3. As alterações oferecidas não criam novas modalidades de Previdência Social e agridem alguns direitos jamais questionados nos programas e nos discursos de campanha do PT, como a não taxação de aposentados, a integralidade de pensões e regras justas de transição. Sua tramitação e apreciação final, a toque de caixa, não combina com o regime democrático. Toda vez que governos, para resolverem seus problemas de caixa, mexem nos direitos adquiridos, abala-se o Estado de Direito.
PRA: O fato de que o PT tenha defendido idéias e posições equivocadas no passado não implica em que ele o tenha de fazer agora que é governo, e passou a conhecer – já podia fazê-lo antes, pois eles estavam disponíveis, mas isso não vem ao caso agora – os números das contas públicas e seu impacto na economia real, em termos de financiamento de gastos correntes do Estado e suas incidências tributárias. Se estas idéias não foram jamais questionadas, trata-se de cegueira temporária e de miopia política que podem ser corrigidas por dados corretos e boa disposição para admitir erros passados.
O argumento dos “direitos adquiridos”, agitado em causa própria, representa uma das mais indecentes defesas das distorções acumuladas ao longo de anos e décadas de assalto aos cofres do Estado por grupos organizados dentro e fora do setor público. Como esses “direitos” não figuravam na criação do Estado ou da nacionalidade, supõe-se que eles tenham sido colocados na Constituição ou na legislação ordinária em algum momento por alguém (ou alguns): isso não lhes confere nenhuma legitimidade intrínseca, pois podem ter resultado, como de fato resultaram, de manobras ou pressões explícitas para garantir algum tipo de vantagem que não é partilhada com outras categorias. O estado de direito tem a ver com o tratamento igualitário do ponto de vista jurídico e a preservação do direito de defesa, não com disposições especiais que visam objetivos específicos.
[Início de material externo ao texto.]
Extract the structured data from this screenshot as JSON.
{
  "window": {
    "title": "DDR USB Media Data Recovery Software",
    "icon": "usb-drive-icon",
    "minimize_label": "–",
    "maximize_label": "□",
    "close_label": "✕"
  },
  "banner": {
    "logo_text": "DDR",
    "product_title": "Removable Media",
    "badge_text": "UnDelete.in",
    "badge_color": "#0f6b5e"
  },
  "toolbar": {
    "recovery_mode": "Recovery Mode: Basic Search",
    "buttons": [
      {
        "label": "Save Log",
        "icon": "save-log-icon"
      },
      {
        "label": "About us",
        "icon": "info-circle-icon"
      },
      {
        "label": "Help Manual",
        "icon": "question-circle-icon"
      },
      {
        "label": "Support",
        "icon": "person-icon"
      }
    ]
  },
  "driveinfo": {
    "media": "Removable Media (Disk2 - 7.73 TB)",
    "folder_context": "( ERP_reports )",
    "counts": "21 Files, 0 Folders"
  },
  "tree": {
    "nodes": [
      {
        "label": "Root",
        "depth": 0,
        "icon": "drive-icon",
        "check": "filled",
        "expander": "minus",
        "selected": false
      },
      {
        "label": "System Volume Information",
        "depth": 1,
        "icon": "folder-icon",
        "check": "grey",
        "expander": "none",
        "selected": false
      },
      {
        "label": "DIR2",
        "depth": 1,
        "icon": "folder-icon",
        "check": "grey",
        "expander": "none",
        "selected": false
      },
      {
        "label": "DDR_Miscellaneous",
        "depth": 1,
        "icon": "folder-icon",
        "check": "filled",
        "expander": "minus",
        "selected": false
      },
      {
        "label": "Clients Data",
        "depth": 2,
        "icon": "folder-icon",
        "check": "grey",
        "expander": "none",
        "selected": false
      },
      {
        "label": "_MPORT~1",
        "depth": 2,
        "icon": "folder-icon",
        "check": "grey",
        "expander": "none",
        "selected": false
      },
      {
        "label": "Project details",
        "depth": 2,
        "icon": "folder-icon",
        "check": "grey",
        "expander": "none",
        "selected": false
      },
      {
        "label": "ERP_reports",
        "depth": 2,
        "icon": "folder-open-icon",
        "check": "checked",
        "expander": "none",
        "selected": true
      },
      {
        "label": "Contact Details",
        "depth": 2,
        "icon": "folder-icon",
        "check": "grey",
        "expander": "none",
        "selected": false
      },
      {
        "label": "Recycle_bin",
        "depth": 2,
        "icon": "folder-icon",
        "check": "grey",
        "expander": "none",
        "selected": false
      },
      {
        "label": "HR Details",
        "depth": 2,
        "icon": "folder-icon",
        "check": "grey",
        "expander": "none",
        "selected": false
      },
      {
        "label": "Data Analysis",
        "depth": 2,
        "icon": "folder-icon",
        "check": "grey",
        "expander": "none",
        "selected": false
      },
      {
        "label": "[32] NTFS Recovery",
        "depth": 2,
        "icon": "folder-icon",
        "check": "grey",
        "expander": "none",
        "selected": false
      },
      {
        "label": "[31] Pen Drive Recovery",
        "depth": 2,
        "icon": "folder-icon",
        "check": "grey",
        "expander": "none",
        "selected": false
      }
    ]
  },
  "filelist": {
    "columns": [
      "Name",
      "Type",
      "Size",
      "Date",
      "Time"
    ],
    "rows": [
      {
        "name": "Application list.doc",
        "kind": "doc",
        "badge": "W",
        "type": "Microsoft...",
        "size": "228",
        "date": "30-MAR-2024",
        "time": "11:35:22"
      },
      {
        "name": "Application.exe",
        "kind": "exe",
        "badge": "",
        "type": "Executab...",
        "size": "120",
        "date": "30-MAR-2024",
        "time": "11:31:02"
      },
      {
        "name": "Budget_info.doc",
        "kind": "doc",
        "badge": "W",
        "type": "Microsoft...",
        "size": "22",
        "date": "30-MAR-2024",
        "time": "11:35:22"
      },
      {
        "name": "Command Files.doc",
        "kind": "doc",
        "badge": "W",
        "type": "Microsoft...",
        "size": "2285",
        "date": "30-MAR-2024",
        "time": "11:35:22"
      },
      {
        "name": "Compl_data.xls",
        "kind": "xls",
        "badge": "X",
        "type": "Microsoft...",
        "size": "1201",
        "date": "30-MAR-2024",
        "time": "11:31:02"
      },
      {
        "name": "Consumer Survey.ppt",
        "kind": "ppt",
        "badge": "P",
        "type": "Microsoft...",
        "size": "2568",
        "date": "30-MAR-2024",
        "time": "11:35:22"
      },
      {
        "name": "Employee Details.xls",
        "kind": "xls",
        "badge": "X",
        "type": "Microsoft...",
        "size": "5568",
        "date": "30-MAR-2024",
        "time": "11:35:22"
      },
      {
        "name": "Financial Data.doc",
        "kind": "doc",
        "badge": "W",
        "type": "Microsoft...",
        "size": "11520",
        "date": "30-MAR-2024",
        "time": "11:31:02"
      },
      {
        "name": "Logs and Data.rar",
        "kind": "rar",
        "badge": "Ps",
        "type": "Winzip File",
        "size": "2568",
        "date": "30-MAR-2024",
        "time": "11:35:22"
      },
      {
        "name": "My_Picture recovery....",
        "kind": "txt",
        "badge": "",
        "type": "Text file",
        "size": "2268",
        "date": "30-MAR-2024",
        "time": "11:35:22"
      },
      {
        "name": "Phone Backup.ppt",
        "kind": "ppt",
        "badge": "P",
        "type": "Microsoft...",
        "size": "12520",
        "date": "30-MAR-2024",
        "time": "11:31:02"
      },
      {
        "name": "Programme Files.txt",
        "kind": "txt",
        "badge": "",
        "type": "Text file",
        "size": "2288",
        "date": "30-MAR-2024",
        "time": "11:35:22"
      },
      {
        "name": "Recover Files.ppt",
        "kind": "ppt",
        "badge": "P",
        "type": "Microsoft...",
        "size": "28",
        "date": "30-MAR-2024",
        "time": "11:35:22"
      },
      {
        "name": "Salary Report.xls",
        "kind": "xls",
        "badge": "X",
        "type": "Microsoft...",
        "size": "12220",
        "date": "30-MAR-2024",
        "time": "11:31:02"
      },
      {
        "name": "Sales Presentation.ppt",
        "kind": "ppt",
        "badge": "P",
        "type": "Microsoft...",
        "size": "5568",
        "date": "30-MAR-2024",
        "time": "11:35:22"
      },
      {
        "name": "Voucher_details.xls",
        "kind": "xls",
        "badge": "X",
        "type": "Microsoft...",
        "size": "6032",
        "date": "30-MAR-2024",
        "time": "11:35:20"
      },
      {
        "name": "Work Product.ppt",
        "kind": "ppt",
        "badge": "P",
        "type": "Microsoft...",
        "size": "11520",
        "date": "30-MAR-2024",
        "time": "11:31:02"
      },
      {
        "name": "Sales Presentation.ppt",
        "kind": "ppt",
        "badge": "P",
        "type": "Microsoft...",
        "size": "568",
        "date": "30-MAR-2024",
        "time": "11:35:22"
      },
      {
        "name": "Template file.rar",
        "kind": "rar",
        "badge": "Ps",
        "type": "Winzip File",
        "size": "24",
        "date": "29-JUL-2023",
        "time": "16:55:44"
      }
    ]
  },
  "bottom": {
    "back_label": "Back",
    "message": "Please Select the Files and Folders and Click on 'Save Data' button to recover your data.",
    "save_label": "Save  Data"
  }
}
4. O fato de que existam notórias distorções na remuneração e benefícios das carreiras de Estado impõe aos poderes públicos a necessidade de corrigi-las, dentro do método participativo que o PT sempre defendeu e praticou. Uma primeira providência é evidentemente o estabelecimento de tetos para a remuneração de todos os servidores, enquanto o decorrer do tempo se encarregará de eliminar, dos encargos da União, dos Estados e municípios, as superaposentadorias e outras acumulações, aleijões que uma legislação patrimonialista e permissiva permitiu e incentivou. A quase totalidade do funcionalismo público na ativa e na aposentadoria, porém, não goza de nenhuma regalia. Seus direitos estão assegurados na mesma Constituição que fundou as bases para a legitimidade da alternância de poder que o governo atual confirma.
PRA: Exatamente: a quase totalidade do funcionalismo público não será atingida pela reforma em implementação, o que não impede aliás que novas regras sejam mudadas (como a do alongamento das idades mínimas de aposentadoria, por exemplo, o que corresponde a um simples fenômeno demográfico). As demais distorções podem e devem ser corrigidas em nome da justiça social. Toda a reforma previdenciária aponta nessa direção e não se compreende a oposição dos parlamentares.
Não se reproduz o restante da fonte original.